FIG. 3B shows how model parameters of the model parameter block MB are copied into a distinct memory space only for the first individual calculation step O1 of a tiling calculation step and then the respective output data blocks AB1, AB2, AB3 are calculated from a section of an input data block EB in each case with access to the model parameters in the model parameter block MB and stored in the working memory. The output data blocks AB1, AB2, AB3 are then linked together in a calculation step of a concatenation layer.
In step S3, the code generation takes place, which provides for a single memory operation for copying the model parameter block MB for each tiling calculation step with reference to the model parameter block MB copied only once into the working memory. It must therefore be ensured in the generated code that the parameters are only copied to the working memory once.
1. A computer-implemented method for performing memory planning for code generation to generate a code for computing a neural network in a hardware environment, comprising:
providing successive calculation steps of network layers of the neural network, wherein for each calculation step the size of an input data block, an output data block and, depending on the type of calculation step, one or more model parameter blocks is determined, wherein the one or more model parameter blocks have model parameters for a respective calculation step;
determining a rule for memory planning for a specific calculation step, the model parameters are used and for which a tiling calculation step is to be provided, which provides that the tiling calculation step provides for performing a tiling for the specific calculation step in a plurality of individual calculation steps for processing the input data of a respective section of the input data block (EB), wherein the rule specifies that the model parameters for all individual calculation steps are stored in a specified memory space;
performing memory planning, in which the memory space of the respective input data block, output data block, and model parameter block is determined in the working memory for each calculation step, taking into account the determined rules; and
performing code generation, wherein the model parameter block is copied into the working memory only before executing the first individual calculation step, and the calculations of the remaining individual calculation steps are performed using the model parameters in the model parameter block.
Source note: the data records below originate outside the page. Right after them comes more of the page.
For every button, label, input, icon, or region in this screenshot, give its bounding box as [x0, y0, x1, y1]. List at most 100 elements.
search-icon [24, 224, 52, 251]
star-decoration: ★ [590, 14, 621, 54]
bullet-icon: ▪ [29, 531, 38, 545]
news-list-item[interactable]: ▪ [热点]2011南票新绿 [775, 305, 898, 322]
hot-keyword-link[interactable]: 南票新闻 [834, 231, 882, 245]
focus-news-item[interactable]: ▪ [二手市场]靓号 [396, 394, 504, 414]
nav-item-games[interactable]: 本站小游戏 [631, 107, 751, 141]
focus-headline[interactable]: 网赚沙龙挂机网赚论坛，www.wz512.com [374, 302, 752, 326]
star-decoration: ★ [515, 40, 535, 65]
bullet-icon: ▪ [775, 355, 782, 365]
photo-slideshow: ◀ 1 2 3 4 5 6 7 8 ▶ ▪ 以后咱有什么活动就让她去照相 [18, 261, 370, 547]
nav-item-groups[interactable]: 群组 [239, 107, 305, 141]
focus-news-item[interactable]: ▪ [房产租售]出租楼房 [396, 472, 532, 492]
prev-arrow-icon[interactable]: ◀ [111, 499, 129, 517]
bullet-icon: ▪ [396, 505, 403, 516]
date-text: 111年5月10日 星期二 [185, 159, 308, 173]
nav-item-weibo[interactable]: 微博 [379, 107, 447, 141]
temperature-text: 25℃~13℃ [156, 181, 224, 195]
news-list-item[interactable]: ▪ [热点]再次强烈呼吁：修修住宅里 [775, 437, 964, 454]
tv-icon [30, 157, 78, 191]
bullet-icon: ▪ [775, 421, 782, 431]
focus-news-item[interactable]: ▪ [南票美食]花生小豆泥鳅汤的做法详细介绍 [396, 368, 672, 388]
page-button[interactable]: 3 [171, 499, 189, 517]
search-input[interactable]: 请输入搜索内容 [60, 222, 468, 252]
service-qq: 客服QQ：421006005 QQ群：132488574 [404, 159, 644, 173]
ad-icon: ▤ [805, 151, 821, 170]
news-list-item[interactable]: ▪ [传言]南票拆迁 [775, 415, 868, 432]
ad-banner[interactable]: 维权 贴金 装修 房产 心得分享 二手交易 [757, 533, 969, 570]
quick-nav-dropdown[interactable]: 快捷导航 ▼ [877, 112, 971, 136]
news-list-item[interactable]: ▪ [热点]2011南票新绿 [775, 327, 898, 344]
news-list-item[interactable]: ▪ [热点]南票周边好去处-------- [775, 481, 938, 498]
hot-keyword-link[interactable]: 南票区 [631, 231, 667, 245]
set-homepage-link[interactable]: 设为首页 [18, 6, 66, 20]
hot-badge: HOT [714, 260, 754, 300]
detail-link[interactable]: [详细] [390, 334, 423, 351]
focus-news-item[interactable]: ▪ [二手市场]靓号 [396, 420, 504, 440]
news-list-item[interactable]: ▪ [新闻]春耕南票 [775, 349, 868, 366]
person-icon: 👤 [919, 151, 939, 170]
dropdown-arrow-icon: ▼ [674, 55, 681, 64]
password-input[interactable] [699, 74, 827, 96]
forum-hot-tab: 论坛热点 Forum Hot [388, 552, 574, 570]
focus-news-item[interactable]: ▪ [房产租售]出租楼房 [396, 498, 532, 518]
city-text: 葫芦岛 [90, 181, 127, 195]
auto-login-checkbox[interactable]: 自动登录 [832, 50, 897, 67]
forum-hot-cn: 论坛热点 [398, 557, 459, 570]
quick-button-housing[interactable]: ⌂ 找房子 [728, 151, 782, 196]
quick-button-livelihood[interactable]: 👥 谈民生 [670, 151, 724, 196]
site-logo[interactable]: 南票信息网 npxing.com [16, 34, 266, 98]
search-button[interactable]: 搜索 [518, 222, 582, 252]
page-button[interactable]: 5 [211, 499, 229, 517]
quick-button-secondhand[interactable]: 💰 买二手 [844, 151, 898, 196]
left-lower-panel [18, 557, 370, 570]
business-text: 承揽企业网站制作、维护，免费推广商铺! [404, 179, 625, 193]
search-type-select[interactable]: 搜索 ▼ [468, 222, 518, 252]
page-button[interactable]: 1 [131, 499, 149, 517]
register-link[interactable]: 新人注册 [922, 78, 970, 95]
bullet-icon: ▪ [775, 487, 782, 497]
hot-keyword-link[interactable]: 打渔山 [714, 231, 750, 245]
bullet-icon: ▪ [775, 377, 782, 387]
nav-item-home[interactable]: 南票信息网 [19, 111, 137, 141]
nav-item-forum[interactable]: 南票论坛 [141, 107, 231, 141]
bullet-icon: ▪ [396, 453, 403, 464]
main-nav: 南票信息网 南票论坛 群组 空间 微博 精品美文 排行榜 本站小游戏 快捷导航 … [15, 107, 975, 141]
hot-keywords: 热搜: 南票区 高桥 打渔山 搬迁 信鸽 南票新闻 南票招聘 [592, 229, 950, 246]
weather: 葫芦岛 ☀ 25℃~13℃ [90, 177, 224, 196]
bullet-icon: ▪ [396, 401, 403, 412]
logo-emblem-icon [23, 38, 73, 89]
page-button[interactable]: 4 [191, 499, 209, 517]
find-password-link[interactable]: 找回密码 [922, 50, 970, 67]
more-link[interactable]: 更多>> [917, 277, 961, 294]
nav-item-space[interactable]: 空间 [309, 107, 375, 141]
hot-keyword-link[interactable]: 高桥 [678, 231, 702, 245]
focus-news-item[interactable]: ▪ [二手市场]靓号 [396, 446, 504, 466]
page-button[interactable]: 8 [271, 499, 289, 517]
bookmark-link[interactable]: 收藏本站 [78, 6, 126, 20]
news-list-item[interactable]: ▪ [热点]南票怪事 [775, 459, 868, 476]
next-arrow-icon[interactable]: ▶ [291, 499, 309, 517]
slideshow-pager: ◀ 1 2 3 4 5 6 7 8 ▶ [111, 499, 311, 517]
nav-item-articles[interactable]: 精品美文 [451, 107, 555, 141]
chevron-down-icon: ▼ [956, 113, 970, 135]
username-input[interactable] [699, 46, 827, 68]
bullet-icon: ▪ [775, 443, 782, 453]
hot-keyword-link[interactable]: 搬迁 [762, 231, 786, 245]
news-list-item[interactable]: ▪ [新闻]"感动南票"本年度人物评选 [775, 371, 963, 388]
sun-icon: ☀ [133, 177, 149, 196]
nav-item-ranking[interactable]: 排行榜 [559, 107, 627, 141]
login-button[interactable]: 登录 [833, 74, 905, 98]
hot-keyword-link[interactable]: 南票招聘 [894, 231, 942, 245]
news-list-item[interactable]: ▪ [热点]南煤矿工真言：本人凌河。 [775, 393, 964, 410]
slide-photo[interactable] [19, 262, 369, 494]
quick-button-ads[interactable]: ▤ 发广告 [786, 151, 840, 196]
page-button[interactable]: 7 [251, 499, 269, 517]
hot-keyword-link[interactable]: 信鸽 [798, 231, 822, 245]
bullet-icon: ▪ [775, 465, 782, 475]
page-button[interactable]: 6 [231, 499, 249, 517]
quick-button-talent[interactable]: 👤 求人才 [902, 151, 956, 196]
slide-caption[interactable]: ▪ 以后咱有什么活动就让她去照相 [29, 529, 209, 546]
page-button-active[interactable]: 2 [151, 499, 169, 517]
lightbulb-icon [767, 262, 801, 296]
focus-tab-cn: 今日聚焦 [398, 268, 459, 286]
2. The method according to claim 1, wherein performing the memory planning comprises applying an optimization method in which the target function takes into account minimizing the total memory requirement in the working memory.
3. The method according to claim 1, wherein:
when creating the rule for memory planning for the specific calculation step, the rule further specifies a lifetime of the corresponding model parameter block for storing the model parameters, and
the lifetime specifies that the model parameter block remains stored and accessible in the working memory for the duration of the execution of the individual calculation steps for the tiling calculation step.
4. The method according to claim 1, wherein the specific calculation step for which tiling is applied comprises an element-wise operation, a convolutional layer or a pooling layer calculation.
5. A device for performing the method according to claim 1.
6. A computer program product comprising commands which, when the program is executed by at least one data processing device, cause the data processing device to perform the steps of the method according to claim 1.
7. A machine-readable storage medium comprising commands which, when executed by at least one data processing device, cause the data processing device to perform the steps of the method according to claim 1.